Sean: Yani günün sonunda, kontrol arayışı içinde olan bir sürü Dünya dışı Varlık'larımız var. Bana öyle geliyor ki mesajınız "Bakın, bir insan olarak, hayatınızın gidişatı ve yaşam yolculuğunuzdaki bilinçliliğinizin gelişmesinde doğru olanı yapmayı gerçekten istiyorsanız, temel olarak kendinizi daha çok "Başkalarına-Hizmet" yapmaya adamak zorundasınız..." diyor.
Corey: Doğru.
Sean: . . İç Dünyanıza odaklanmak ve dış çevrenizdeki güçler tarafından yapılan manipülasyonlardan daha fazla etkilenmemelisiniz.
Corey: Kesinlikle. Ve Blue Avian mesajındaki de tam buydu. Başkalarına- Hizmet vermek için her gün daha fazla çabalamamız gerektiğini belirttiler. Sadece başkalarını değil, kendimizi de bağışlamamız lazım; bu da, istemediğimiz, hatırlamak istemediğimiz tüm karanlık yerlerimizdeki ışığı artırarak parlatıyor.
Ve sonra, yüksek bir titreşim diyetine ihtiyaç duyduğumuzdan bahsettiler çünkü bedenimiz ruhsal olarak büyümemiz ve bilinçliliğimizin gelişmesi için doğru frekansta olmalıdır.
Ve eğer bunu yaparsak, her bireyin teker teker değişmesi sonucunda Dünya'nında değişeceğini söylediler.

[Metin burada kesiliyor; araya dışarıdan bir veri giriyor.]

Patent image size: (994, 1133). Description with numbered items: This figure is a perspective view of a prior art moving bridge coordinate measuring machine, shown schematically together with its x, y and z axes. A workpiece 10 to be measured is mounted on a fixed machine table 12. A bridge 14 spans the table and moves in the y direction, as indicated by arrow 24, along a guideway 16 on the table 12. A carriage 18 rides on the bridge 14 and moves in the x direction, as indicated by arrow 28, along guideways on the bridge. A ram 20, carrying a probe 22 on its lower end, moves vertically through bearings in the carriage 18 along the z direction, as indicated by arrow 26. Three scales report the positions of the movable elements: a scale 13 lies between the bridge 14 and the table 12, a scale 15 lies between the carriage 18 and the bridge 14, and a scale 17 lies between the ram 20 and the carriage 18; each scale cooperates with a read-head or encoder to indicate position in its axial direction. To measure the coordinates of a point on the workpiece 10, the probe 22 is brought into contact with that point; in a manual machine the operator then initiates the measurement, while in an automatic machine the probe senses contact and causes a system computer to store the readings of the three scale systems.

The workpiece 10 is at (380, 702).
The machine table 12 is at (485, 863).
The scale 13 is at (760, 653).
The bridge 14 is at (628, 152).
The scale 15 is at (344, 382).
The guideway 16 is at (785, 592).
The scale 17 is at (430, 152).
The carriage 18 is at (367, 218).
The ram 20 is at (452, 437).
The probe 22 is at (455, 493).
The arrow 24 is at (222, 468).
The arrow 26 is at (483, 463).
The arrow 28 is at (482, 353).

Sean: Başlamak için muazzam bir neden. Dolayısıyla her bir insanın kendisi, Dünyada görmek istediği değişim olabilir.
Corey: Doğru.
Sean: Bugün bana katıldığınız için çok teşekkürler, Corey. Harika bir konuşma.
Corey: Teşekkür ederim. Bu bir zevkti.
Sean: Sanırım istediğinizi elde ettiniz. Corey Goode'den büyüleyici bazı bilgiler alındı. Her konuda hem fikir olmayabirsiniz, veya söylenen herşeye inanmayabilirsiniz. Ayrıntılı bilgi için  spherebeingalliance.com web sitesini ziyaret edebilirsiniz.
Unutmayın, gerçeğe giden yol tehlikeli bir yoldur ve sürekli yeniden değerlendirme gerektirir.  Ben Sean Stone. Unutma, sen devrimsin.